There were people whom she leveled for our freedom. And that many more who stood on her shoulders.

When I was 17 I accepted a Joseph G. Gordon Scholarship to Wake Forest University because I wanted to study with Maya Angelou. It made sense to few. I already knew my destiny as a filmmaker. Some of the best film schools in the country had said yes to me. At the time Wake had no film or video equipment, let alone a program. But I wanted to study with HER. So determined, I was. My freshman year, despite having been discouraged by older students who told me it would be impossible to get into her class, I made a beeline for the first meeting of World Poetry and Performance. She admitted me and everyone else who showed up. No reservations at all.

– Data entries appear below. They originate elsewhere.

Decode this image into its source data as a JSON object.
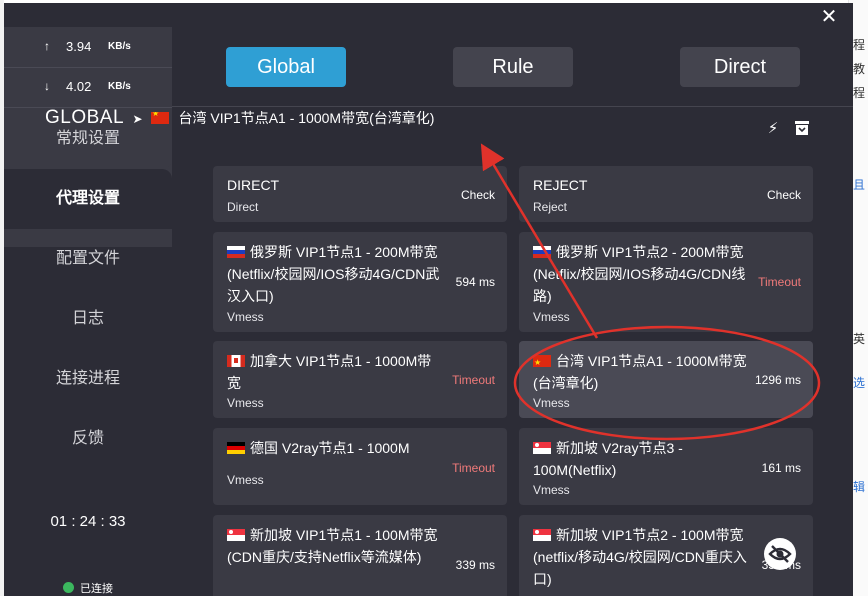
{
  "background": {
    "right_texts": [
      "程",
      "教",
      "程",
      "且",
      "英",
      "选",
      "辑"
    ]
  },
  "sidebar": {
    "upload": {
      "arrow": "↑",
      "value": "3.94",
      "unit": "KB/s"
    },
    "download": {
      "arrow": "↓",
      "value": "4.02",
      "unit": "KB/s"
    },
    "items": [
      {
        "label": "常规设置"
      },
      {
        "label": "代理设置"
      },
      {
        "label": "配置文件"
      },
      {
        "label": "日志"
      },
      {
        "label": "连接进程"
      },
      {
        "label": "反馈"
      }
    ],
    "timer": "01 : 24 : 33",
    "status": "已连接"
  },
  "modes": {
    "global": "Global",
    "rule": "Rule",
    "direct": "Direct"
  },
  "header": {
    "group": "GLOBAL",
    "arrow": "➤",
    "selected": "台湾 VIP1节点A1 - 1000M带宽(台湾章化)"
  },
  "proxies": [
    {
      "title": "DIRECT",
      "type": "Direct",
      "latency": "Check"
    },
    {
      "title": "REJECT",
      "type": "Reject",
      "latency": "Check"
    },
    {
      "title": "俄罗斯 VIP1节点1 - 200M带宽(Netflix/校园网/IOS移动4G/CDN武汉入口)",
      "type": "Vmess",
      "latency": "594 ms"
    },
    {
      "title": "俄罗斯 VIP1节点2 - 200M带宽(Netflix/校园网/IOS移动4G/CDN线路)",
      "type": "Vmess",
      "latency": "Timeout"
    },
    {
      "title": "加拿大 VIP1节点1 - 1000M带宽",
      "type": "Vmess",
      "latency": "Timeout"
    },
    {
      "title": "台湾 VIP1节点A1 - 1000M带宽(台湾章化)",
      "type": "Vmess",
      "latency": "1296 ms"
    },
    {
      "title": "德国 V2ray节点1 - 1000M",
      "type": "Vmess",
      "latency": "Timeout"
    },
    {
      "title": "新加坡 V2ray节点3 - 100M(Netflix)",
      "type": "Vmess",
      "latency": "161 ms"
    },
    {
      "title": "新加坡 VIP1节点1 - 100M带宽(CDN重庆/支持Netflix等流媒体)",
      "type": "",
      "latency": "339 ms"
    },
    {
      "title": "新加坡 VIP1节点2 - 100M带宽(netflix/移动4G/校园网/CDN重庆入口)",
      "type": "",
      "latency": "359 ms"
    }
  ],
  "colors": {
    "accent": "#2f9fd4",
    "timeout": "#f07a7a",
    "annotation": "#e0322b",
    "connected": "#3bb75e"
  }
}
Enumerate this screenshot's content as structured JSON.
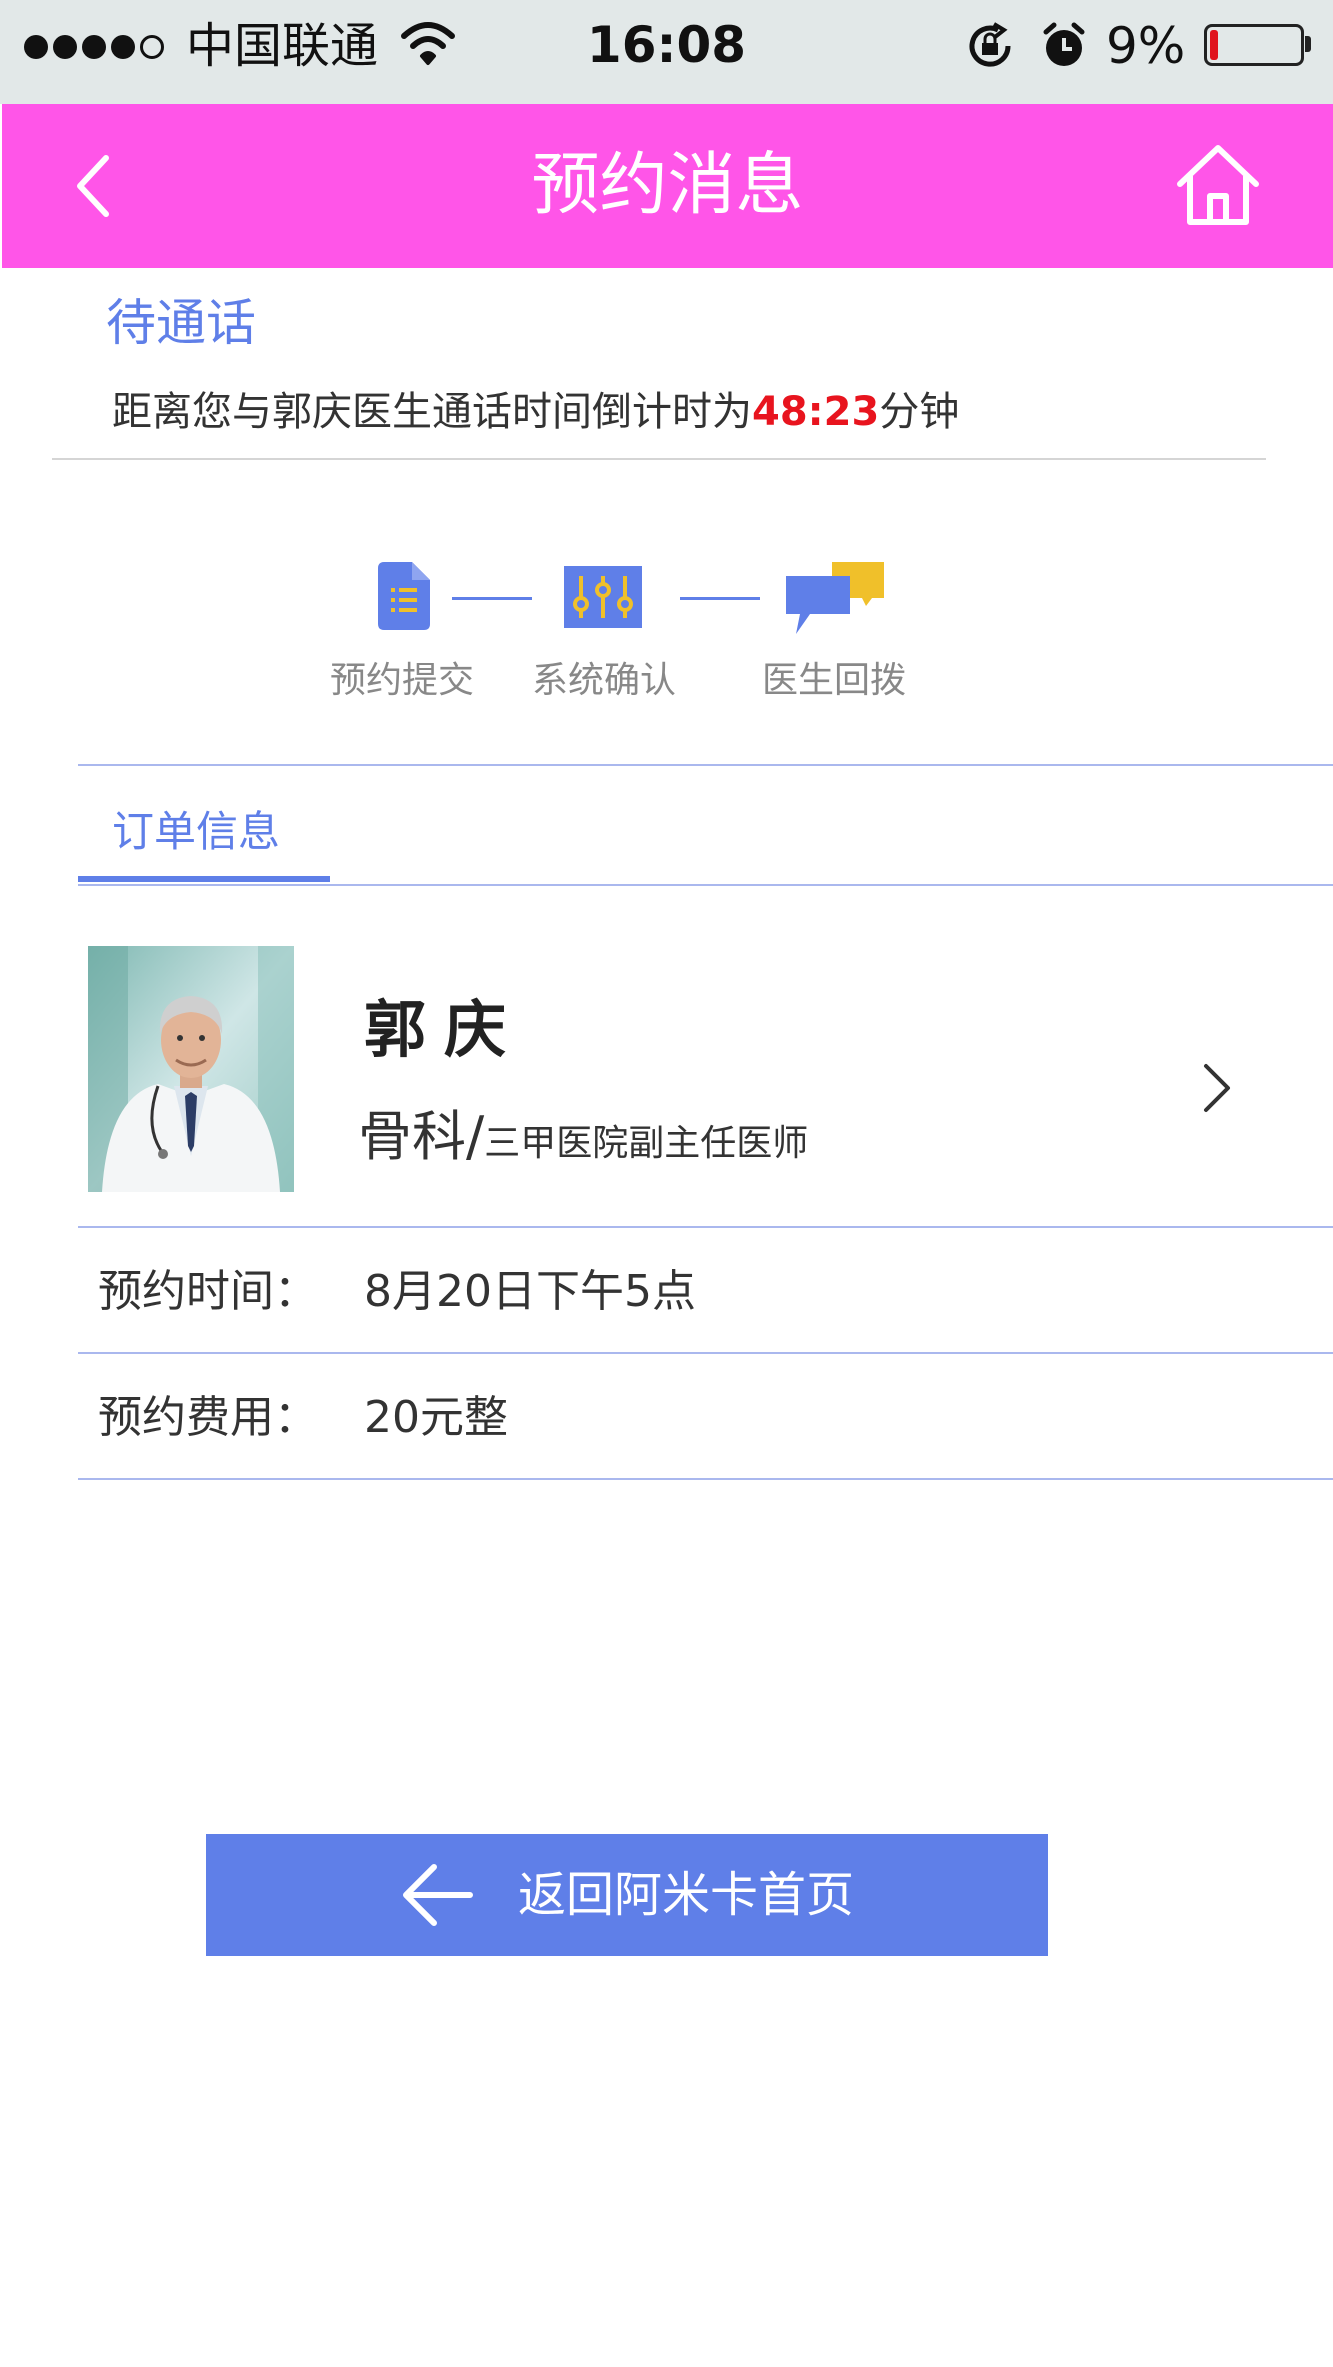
{
  "colors": {
    "status_bar_bg": "#e2e8e8",
    "nav_bg": "#ff55e8",
    "accent_blue": "#5f7fe8",
    "divider_blue": "#aab8ee",
    "countdown_red": "#e8141e",
    "icon_yellow": "#f0c02a"
  },
  "status_bar": {
    "carrier": "中国联通",
    "time": "16:08",
    "battery_percent": "9%",
    "battery_level": 0.09,
    "signal_bars_filled": 4,
    "signal_bars_total": 5
  },
  "nav": {
    "title": "预约消息",
    "back_icon": "chevron-left-icon",
    "home_icon": "home-icon"
  },
  "waiting": {
    "title": "待通话",
    "desc_prefix": "距离您与郭庆医生通话时间倒计时为",
    "countdown": "48:23",
    "desc_suffix": "分钟"
  },
  "steps": [
    {
      "label": "预约提交",
      "icon": "document-icon"
    },
    {
      "label": "系统确认",
      "icon": "sliders-icon"
    },
    {
      "label": "医生回拨",
      "icon": "chat-bubbles-icon"
    }
  ],
  "order": {
    "tab_label": "订单信息",
    "doctor": {
      "name": "郭庆",
      "department": "骨科",
      "separator": "/",
      "title": "三甲医院副主任医师"
    },
    "rows": [
      {
        "label": "预约时间：",
        "value": "8月20日下午5点"
      },
      {
        "label": "预约费用：",
        "value": "20元整"
      }
    ]
  },
  "return_button": {
    "label": "返回阿米卡首页",
    "icon": "arrow-left-icon"
  }
}
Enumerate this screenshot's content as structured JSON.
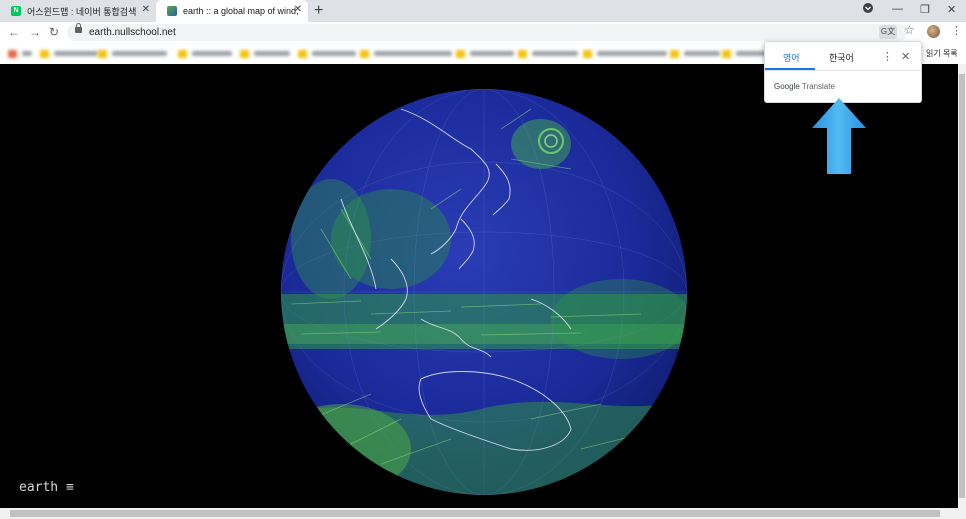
{
  "tabs": [
    {
      "title": "어스윈드맵 : 네이버 통합검색",
      "favicon_color": "#03c75a",
      "favicon_letter": "N",
      "active": false
    },
    {
      "title": "earth :: a global map of wind, w",
      "favicon_color": "#4f8f3a",
      "active": true
    }
  ],
  "toolbar": {
    "url": "earth.nullschool.net"
  },
  "bookmarks": {
    "reading_list": "읽기 목록"
  },
  "page": {
    "brand": "earth ≡"
  },
  "translate_popup": {
    "source_lang": "영어",
    "target_lang": "한국어",
    "google_word": "Google",
    "translate_word": "Translate"
  },
  "colors": {
    "accent": "#1a73e8",
    "arrow": "#3aa9ee",
    "ocean": "#1b2a9a",
    "wind": "#3fb24a"
  },
  "icons": [
    "back-icon",
    "forward-icon",
    "reload-icon",
    "lock-icon",
    "translate-icon",
    "star-icon",
    "profile-avatar",
    "more-icon",
    "close-icon",
    "minimize-icon",
    "restore-icon"
  ]
}
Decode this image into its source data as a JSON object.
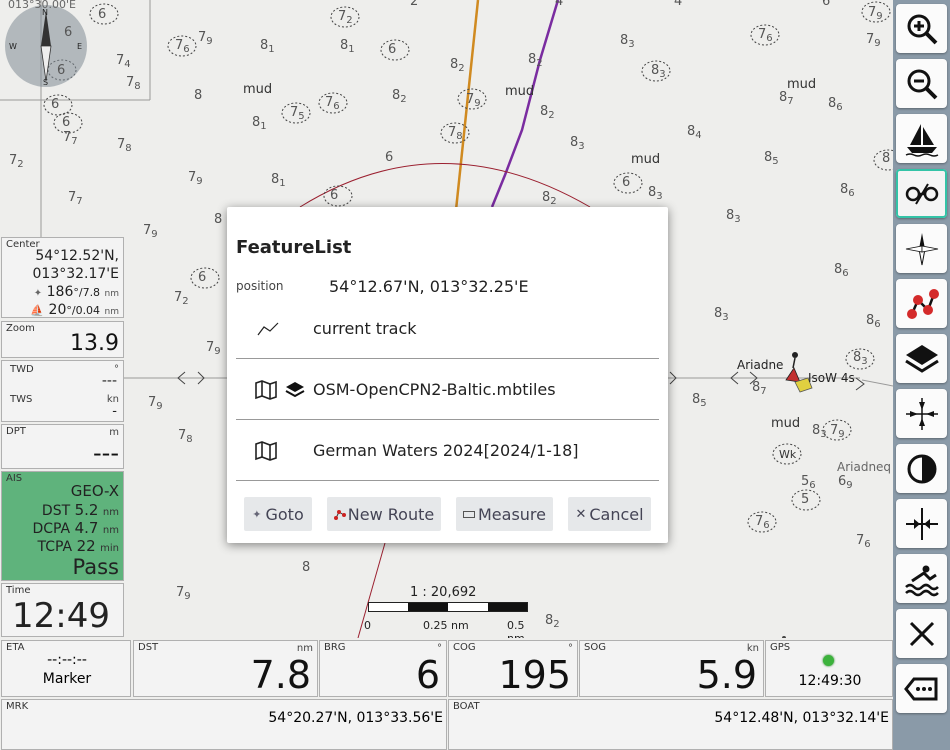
{
  "map": {
    "coord_label": "013°30.00'E",
    "mud_labels": [
      "mud",
      "mud",
      "mud",
      "mud",
      "mud"
    ],
    "names": {
      "ariadne": "Ariadne",
      "isow": "IsoW 4s",
      "ariadne2": "Ariadneq",
      "wk": "Wk"
    },
    "scale": {
      "ratio": "1 : 20,692",
      "t0": "0",
      "t1": "0.25 nm",
      "t2": "0.5 nm"
    }
  },
  "widgets": {
    "center": {
      "label": "Center",
      "lat": "54°12.52'N,",
      "lon": "013°32.17'E",
      "brg_val": "186",
      "brg_unit": "°/7.8",
      "brg_nm": "nm",
      "boat_val": "20",
      "boat_unit": "°/0.04",
      "boat_nm": "nm"
    },
    "zoom": {
      "label": "Zoom",
      "value": "13.9"
    },
    "wind": {
      "twd_label": "TWD",
      "twd_unit": "°",
      "twd_value": "---",
      "tws_label": "TWS",
      "tws_unit": "kn",
      "tws_value": "-"
    },
    "dpt": {
      "label": "DPT",
      "unit": "m",
      "value": "---"
    },
    "ais": {
      "label": "AIS",
      "name": "GEO-X",
      "dst_label": "DST",
      "dst_value": "5.2",
      "dst_unit": "nm",
      "dcpa_label": "DCPA",
      "dcpa_value": "4.7",
      "dcpa_unit": "nm",
      "tcpa_label": "TCPA",
      "tcpa_value": "22",
      "tcpa_unit": "min",
      "status": "Pass"
    },
    "time": {
      "label": "Time",
      "value": "12:49"
    }
  },
  "bottom": {
    "eta": {
      "label": "ETA",
      "value": "--:--:--",
      "sub": "Marker"
    },
    "dst": {
      "label": "DST",
      "unit": "nm",
      "value": "7.8"
    },
    "brg": {
      "label": "BRG",
      "unit": "°",
      "value": "6"
    },
    "cog": {
      "label": "COG",
      "unit": "°",
      "value": "195"
    },
    "sog": {
      "label": "SOG",
      "unit": "kn",
      "value": "5.9"
    },
    "gps": {
      "label": "GPS",
      "time": "12:49:30"
    },
    "mrk": {
      "label": "MRK",
      "value": "54°20.27'N, 013°33.56'E"
    },
    "boat": {
      "label": "BOAT",
      "value": "54°12.48'N, 013°32.14'E"
    }
  },
  "dialog": {
    "title": "FeatureList",
    "position_label": "position",
    "position_value": "54°12.67'N, 013°32.25'E",
    "items": [
      "current track",
      "OSM-OpenCPN2-Baltic.mbtiles",
      "German Waters 2024[2024/1-18]"
    ],
    "buttons": {
      "goto": "Goto",
      "new_route": "New Route",
      "measure": "Measure",
      "cancel": "Cancel"
    }
  },
  "toolbar": [
    "zoom-in-icon",
    "zoom-out-icon",
    "boat-icon",
    "lock-target-icon",
    "compass-icon",
    "route-icon",
    "layers-icon",
    "center-icon",
    "day-night-icon",
    "anchor-point-icon",
    "man-overboard-icon",
    "close-icon",
    "back-icon"
  ]
}
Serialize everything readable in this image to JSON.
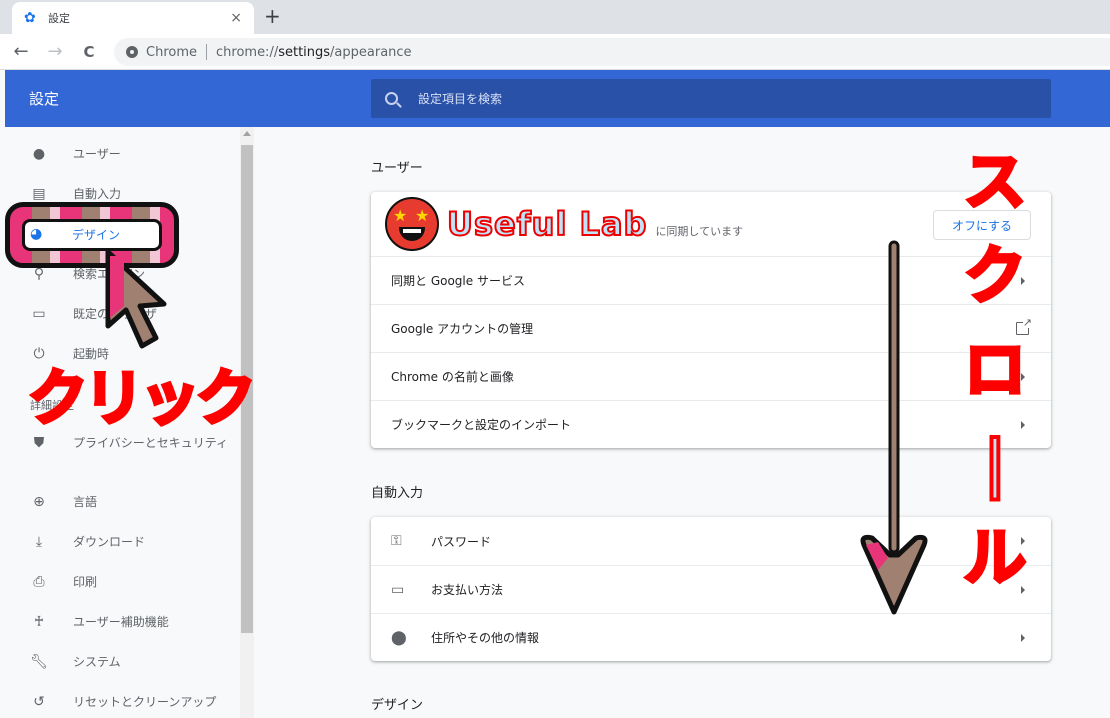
{
  "browser": {
    "tab": {
      "title": "設定",
      "icon": "gear-icon"
    },
    "new_tab": "+",
    "close": "×",
    "nav": {
      "back": "←",
      "forward": "→",
      "reload": "C"
    },
    "omnibox": {
      "chip": "Chrome",
      "url_prefix": "chrome://",
      "url_host": "settings",
      "url_path": "/appearance"
    }
  },
  "header": {
    "title": "設定",
    "search_placeholder": "設定項目を検索"
  },
  "sidebar": {
    "items": [
      {
        "label": "ユーザー",
        "icon": "person-icon"
      },
      {
        "label": "自動入力",
        "icon": "clipboard-icon"
      },
      {
        "label": "デザイン",
        "icon": "palette-icon",
        "active": true
      },
      {
        "label": "検索エンジン",
        "icon": "search-icon"
      },
      {
        "label": "既定のブラウザ",
        "icon": "browser-icon"
      },
      {
        "label": "起動時",
        "icon": "power-icon"
      }
    ],
    "advanced_label": "詳細設定",
    "advanced_items": [
      {
        "label": "プライバシーとセキュリティ",
        "icon": "shield-icon"
      },
      {
        "label": "言語",
        "icon": "globe-icon"
      },
      {
        "label": "ダウンロード",
        "icon": "download-icon"
      },
      {
        "label": "印刷",
        "icon": "printer-icon"
      },
      {
        "label": "ユーザー補助機能",
        "icon": "accessibility-icon"
      },
      {
        "label": "システム",
        "icon": "wrench-icon"
      },
      {
        "label": "リセットとクリーンアップ",
        "icon": "history-icon"
      }
    ]
  },
  "main": {
    "users": {
      "heading": "ユーザー",
      "profile_name": "Useful Lab",
      "sync_text": "に同期しています",
      "off_button": "オフにする",
      "rows": [
        "同期と Google サービス",
        "Google アカウントの管理",
        "Chrome の名前と画像",
        "ブックマークと設定のインポート"
      ]
    },
    "autofill": {
      "heading": "自動入力",
      "rows": [
        "パスワード",
        "お支払い方法",
        "住所やその他の情報"
      ]
    },
    "design": {
      "heading": "デザイン"
    }
  },
  "annotations": {
    "click": "クリック",
    "scroll": [
      "ス",
      "ク",
      "ロ",
      "|",
      "ル"
    ]
  }
}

As a sophomore, Kate Daniels, an English professor who taught at Wake in the early ’90s, invited me to share the stage with Dr. Angelou. Per Dr. Daniels’ recollection, she introduced me at the Brendle Recital Hall poetry reading as “her” student. When Dr. Angelou later took the stage, she complimented me and my poetry. Then she looked down at Dr. Daniels in the audience, pointed a long elegant finger at her, and said in a “thrilling, marvelous voice,” as Daniels describes it, said, “And make no mistake about it, Katina Parker is MY student.”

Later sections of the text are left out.